From an Indigenous studies perspective, this argument opens an important line of inquiry. Concepts such as “democratic education” and “civic participation” are often framed as universal goods, yet they are grounded in settler-colonial systems that can exclude Indigenous governance traditions. Indigenous peoples have long engaged in political life through diverse forms of governance and resistance, yet the perceived “lack of participation” is produced through colonial structures that limit Indigenous political self-determination.
Questions of power and sovereignty also shape Canada’s climate policy, as explored in Dr. Debora L. VanNijnatten’s seminar. Canada’s approach remains closely tied to that of the United States, particularly following shifts in U.S. climate commitments, while potential alignment with the European Union introduces new possibilities. However, these discussions often fail to adequately address the limited role afforded to Indigenous communities in climate governance.
Climate policy debates, frequently framed in terms of economic feasibility and national interest, remain embedded within settler-colonial authority structures. These frameworks marginalize Indigenous governance and prioritize national economic well-being over Indigenous sovereignty. As a result, climate policy, like democratic leadership, is shaped by uneven power relations that determine whose voices are recognized and whose futures are protected.
Dr. Claudine Bonner’s seminar on labour migration further underscored the persistence of inequality within Canada’s political economy. Canada’s economic stability continues to depend on the racialized and undervalued labour of migrant workers, while democratic inclusion and economic security remain unevenly distributed.
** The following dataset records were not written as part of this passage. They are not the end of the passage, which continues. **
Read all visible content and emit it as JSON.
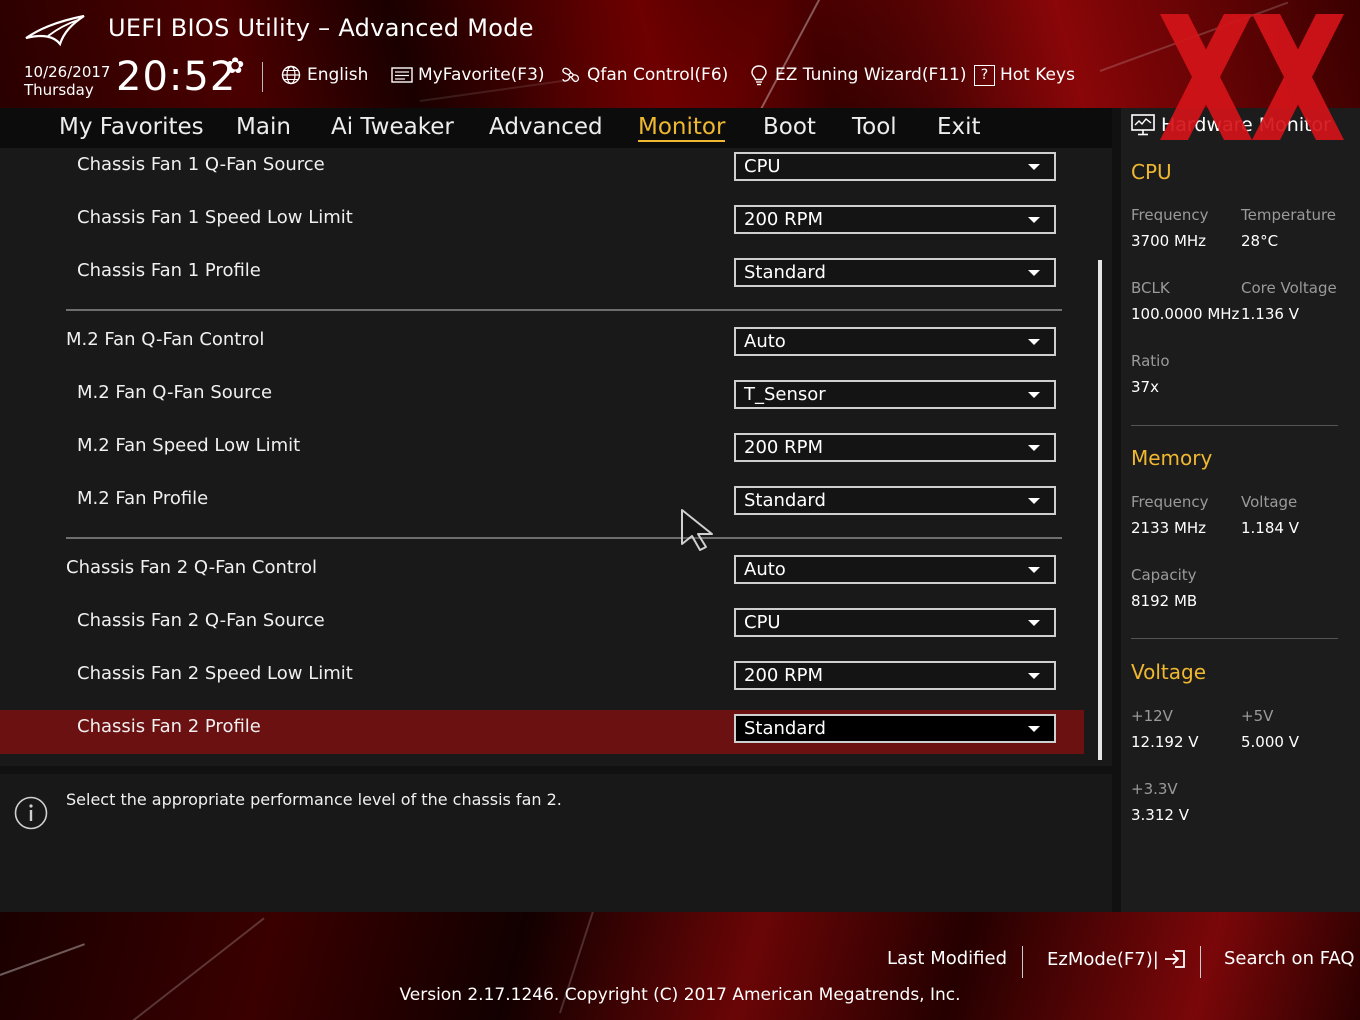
{
  "header": {
    "title": "UEFI BIOS Utility – Advanced Mode",
    "date": "10/26/2017",
    "day": "Thursday",
    "time": "20:52",
    "toolbar": [
      {
        "label": "English",
        "icon": "globe-icon"
      },
      {
        "label": "MyFavorite(F3)",
        "icon": "favorite-icon"
      },
      {
        "label": "Qfan Control(F6)",
        "icon": "fan-icon"
      },
      {
        "label": "EZ Tuning Wizard(F11)",
        "icon": "lightbulb-icon"
      },
      {
        "label": "Hot Keys",
        "icon": "help-icon",
        "icon_text": "?"
      }
    ]
  },
  "menu": {
    "tabs": [
      {
        "label": "My Favorites"
      },
      {
        "label": "Main"
      },
      {
        "label": "Ai Tweaker"
      },
      {
        "label": "Advanced"
      },
      {
        "label": "Monitor",
        "active": true
      },
      {
        "label": "Boot"
      },
      {
        "label": "Tool"
      },
      {
        "label": "Exit"
      }
    ]
  },
  "settings": {
    "rows": [
      {
        "label": "Chassis Fan 1 Q-Fan Source",
        "value": "CPU"
      },
      {
        "label": "Chassis Fan 1 Speed Low Limit",
        "value": "200 RPM"
      },
      {
        "label": "Chassis Fan 1 Profile",
        "value": "Standard"
      },
      {
        "label": "M.2 Fan Q-Fan Control",
        "value": "Auto"
      },
      {
        "label": "M.2 Fan Q-Fan Source",
        "value": "T_Sensor"
      },
      {
        "label": "M.2 Fan Speed Low Limit",
        "value": "200 RPM"
      },
      {
        "label": "M.2 Fan Profile",
        "value": "Standard"
      },
      {
        "label": "Chassis Fan 2 Q-Fan Control",
        "value": "Auto"
      },
      {
        "label": "Chassis Fan 2 Q-Fan Source",
        "value": "CPU"
      },
      {
        "label": "Chassis Fan 2 Speed Low Limit",
        "value": "200 RPM"
      },
      {
        "label": "Chassis Fan 2 Profile",
        "value": "Standard",
        "selected": true
      }
    ]
  },
  "help": {
    "text": "Select the appropriate performance level of the chassis fan 2."
  },
  "hardware_monitor": {
    "title": "Hardware Monitor",
    "cpu": {
      "heading": "CPU",
      "frequency_label": "Frequency",
      "frequency": "3700 MHz",
      "temperature_label": "Temperature",
      "temperature": "28°C",
      "bclk_label": "BCLK",
      "bclk": "100.0000 MHz",
      "core_voltage_label": "Core Voltage",
      "core_voltage": "1.136 V",
      "ratio_label": "Ratio",
      "ratio": "37x"
    },
    "memory": {
      "heading": "Memory",
      "frequency_label": "Frequency",
      "frequency": "2133 MHz",
      "voltage_label": "Voltage",
      "voltage": "1.184 V",
      "capacity_label": "Capacity",
      "capacity": "8192 MB"
    },
    "voltage": {
      "heading": "Voltage",
      "v12_label": "+12V",
      "v12": "12.192 V",
      "v5_label": "+5V",
      "v5": "5.000 V",
      "v33_label": "+3.3V",
      "v33": "3.312 V"
    }
  },
  "footer": {
    "last_modified": "Last Modified",
    "ezmode": "EzMode(F7)|",
    "search_faq": "Search on FAQ",
    "version": "Version 2.17.1246. Copyright (C) 2017 American Megatrends, Inc."
  },
  "colors": {
    "accent": "#f0b830",
    "selected_row": "#6b1112",
    "watermark": "#d41419"
  }
}
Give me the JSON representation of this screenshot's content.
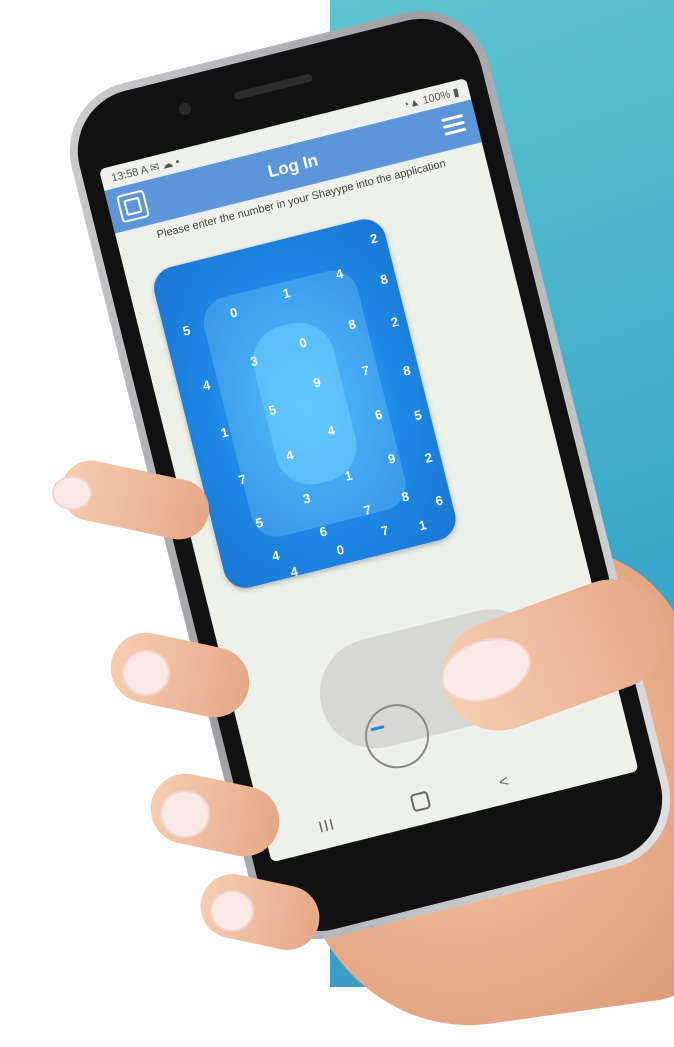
{
  "status_bar": {
    "time": "13:58",
    "icons_left": "A ✉ ☁ •",
    "battery": "100%"
  },
  "app_bar": {
    "title": "Log In",
    "logo_icon": "shayype-logo-icon",
    "menu_icon": "hamburger-menu-icon"
  },
  "instruction": "Please enter the number in your Shayype into the application",
  "pad": {
    "digits": [
      {
        "v": "5"
      },
      {
        "v": "0"
      },
      {
        "v": "1"
      },
      {
        "v": "4"
      },
      {
        "v": "2"
      },
      {
        "v": "8"
      },
      {
        "v": "4"
      },
      {
        "v": "3"
      },
      {
        "v": "0"
      },
      {
        "v": "8"
      },
      {
        "v": "2"
      },
      {
        "v": "1"
      },
      {
        "v": "5"
      },
      {
        "v": "9"
      },
      {
        "v": "7"
      },
      {
        "v": "8"
      },
      {
        "v": "7"
      },
      {
        "v": "4"
      },
      {
        "v": "4"
      },
      {
        "v": "6"
      },
      {
        "v": "5"
      },
      {
        "v": "5"
      },
      {
        "v": "3"
      },
      {
        "v": "1"
      },
      {
        "v": "9"
      },
      {
        "v": "2"
      },
      {
        "v": "4"
      },
      {
        "v": "6"
      },
      {
        "v": "7"
      },
      {
        "v": "8"
      },
      {
        "v": "6"
      },
      {
        "v": "4"
      },
      {
        "v": "0"
      },
      {
        "v": "7"
      },
      {
        "v": "1"
      }
    ]
  },
  "nav_bar": {
    "recent": "III",
    "back": "<"
  },
  "colors": {
    "teal_panel": "#4fb8cd",
    "app_bar": "#5d96d8",
    "pad_blue": "#1e88e5"
  }
}
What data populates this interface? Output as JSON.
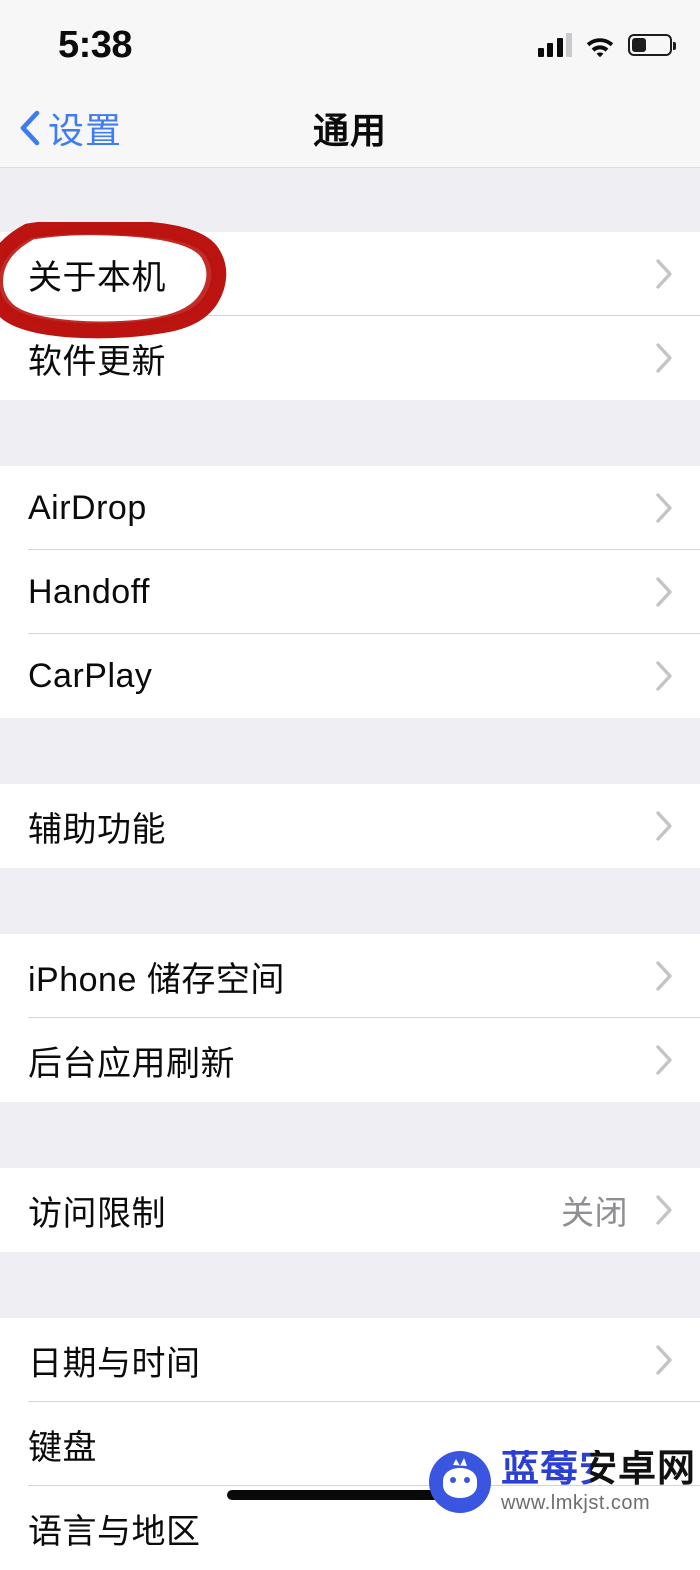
{
  "status_bar": {
    "time": "5:38",
    "signal_icon": "cellular-signal-icon",
    "signal_bars_filled": 3,
    "signal_bars_total": 4,
    "wifi_icon": "wifi-icon",
    "battery_icon": "battery-icon",
    "battery_level_percent": 36
  },
  "nav_bar": {
    "back_label": "设置",
    "back_icon": "chevron-left-icon",
    "title": "通用",
    "back_color": "#3f7cf2"
  },
  "annotation": {
    "type": "hand-drawn-ellipse",
    "color": "#bb1411",
    "target_label": "关于本机"
  },
  "sections": [
    {
      "rows": [
        {
          "label": "关于本机",
          "value": "",
          "accessory": "chevron-right-icon",
          "highlighted": true
        },
        {
          "label": "软件更新",
          "value": "",
          "accessory": "chevron-right-icon",
          "highlighted": false
        }
      ]
    },
    {
      "rows": [
        {
          "label": "AirDrop",
          "value": "",
          "accessory": "chevron-right-icon",
          "highlighted": false
        },
        {
          "label": "Handoff",
          "value": "",
          "accessory": "chevron-right-icon",
          "highlighted": false
        },
        {
          "label": "CarPlay",
          "value": "",
          "accessory": "chevron-right-icon",
          "highlighted": false
        }
      ]
    },
    {
      "rows": [
        {
          "label": "辅助功能",
          "value": "",
          "accessory": "chevron-right-icon",
          "highlighted": false
        }
      ]
    },
    {
      "rows": [
        {
          "label": "iPhone 储存空间",
          "value": "",
          "accessory": "chevron-right-icon",
          "highlighted": false
        },
        {
          "label": "后台应用刷新",
          "value": "",
          "accessory": "chevron-right-icon",
          "highlighted": false
        }
      ]
    },
    {
      "rows": [
        {
          "label": "访问限制",
          "value": "关闭",
          "accessory": "chevron-right-icon",
          "highlighted": false
        }
      ]
    },
    {
      "rows": [
        {
          "label": "日期与时间",
          "value": "",
          "accessory": "chevron-right-icon",
          "highlighted": false
        },
        {
          "label": "键盘",
          "value": "",
          "accessory": "",
          "highlighted": false
        },
        {
          "label": "语言与地区",
          "value": "",
          "accessory": "",
          "highlighted": false
        }
      ]
    }
  ],
  "watermark": {
    "title": "蓝莓安卓网",
    "url": "www.lmkjst.com",
    "logo_icon": "android-robot-logo-icon"
  },
  "home_indicator": "home-indicator-bar"
}
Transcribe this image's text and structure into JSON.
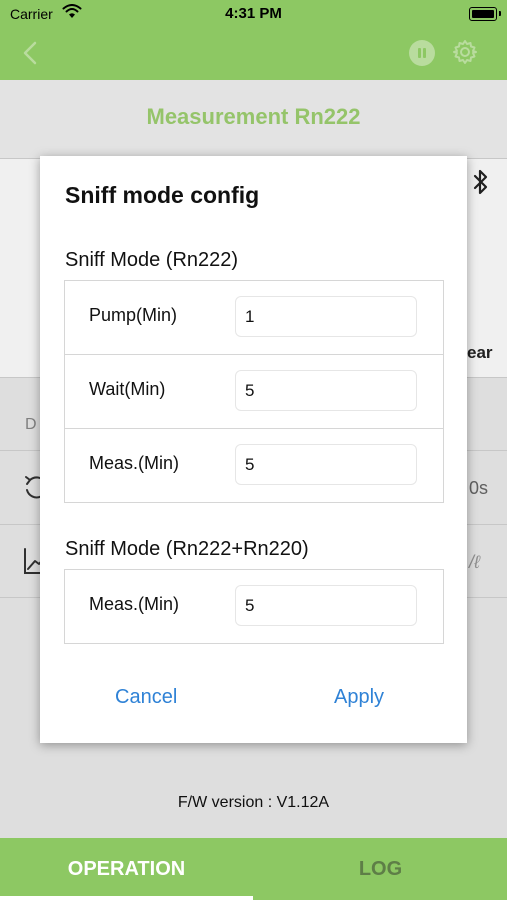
{
  "status_bar": {
    "carrier": "Carrier",
    "time": "4:31 PM"
  },
  "header": {
    "title": "Measurement Rn222"
  },
  "background": {
    "clear_fragment": "ear",
    "d_fragment": "D",
    "value_fragment_1": "0s",
    "value_fragment_2": "/ℓ"
  },
  "footer": {
    "fw_version": "F/W version : V1.12A"
  },
  "tabs": [
    {
      "label": "OPERATION",
      "active": true
    },
    {
      "label": "LOG",
      "active": false
    }
  ],
  "dialog": {
    "title": "Sniff mode config",
    "section1": {
      "label": "Sniff Mode (Rn222)",
      "rows": [
        {
          "label": "Pump(Min)",
          "value": "1"
        },
        {
          "label": "Wait(Min)",
          "value": "5"
        },
        {
          "label": "Meas.(Min)",
          "value": "5"
        }
      ]
    },
    "section2": {
      "label": "Sniff Mode (Rn222+Rn220)",
      "rows": [
        {
          "label": "Meas.(Min)",
          "value": "5"
        }
      ]
    },
    "cancel_label": "Cancel",
    "apply_label": "Apply"
  },
  "colors": {
    "primary_green": "#8dc863",
    "title_green": "#9fd171",
    "link_blue": "#2f82d6"
  },
  "icons": [
    "wifi-icon",
    "battery-icon",
    "back-chevron-icon",
    "pause-icon",
    "gear-icon",
    "bluetooth-icon",
    "history-icon",
    "chart-icon"
  ]
}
Migrant workers’ designation as “temporary” effectively excludes them from meaningful political participation, removing their voices from democratic processes.
As Dr. Bonner emphasized, the status and treatment of migrant workers have changed remarkably little over time. This continuity challenges dominant narratives of national progress and raises a fundamental question: who is included in “the people” within the Canadian political imaginary? Canada’s settler-colonial political economy continues to rely on racialized, deportable labour on Indigenous land, publicly denouncing exploitative labour systems while simultaneously benefiting from their reproduction.
Taken together, the webinar series reveals a consistent pattern: across democratic leadership, climate governance, and labour migration, power in Canada remains unevenly distributed, and inclusion is conditional. Whether through underinvestment in democratic infrastructure, climate policies shaped by settler-colonial authority, or labour regimes reliant on precarious workers, the future promised by narratives of Canadian progress is not equally accessible to all.
Approached through an Indigenous studies lens, these dynamics highlight how settler-colonial structures continue to determine whose voices are heard, whose labour is valued, and whose sovereignty is recognized. The series underscores the importance of Canadian Studies as a critical field committed to exposing structural injustice. Moving forward, these insights call for sustained engagement with questions of accountability, land, labour, and political participation – both within academic work and in the everyday practices that shape how Canada’s futures are imagined and enacted.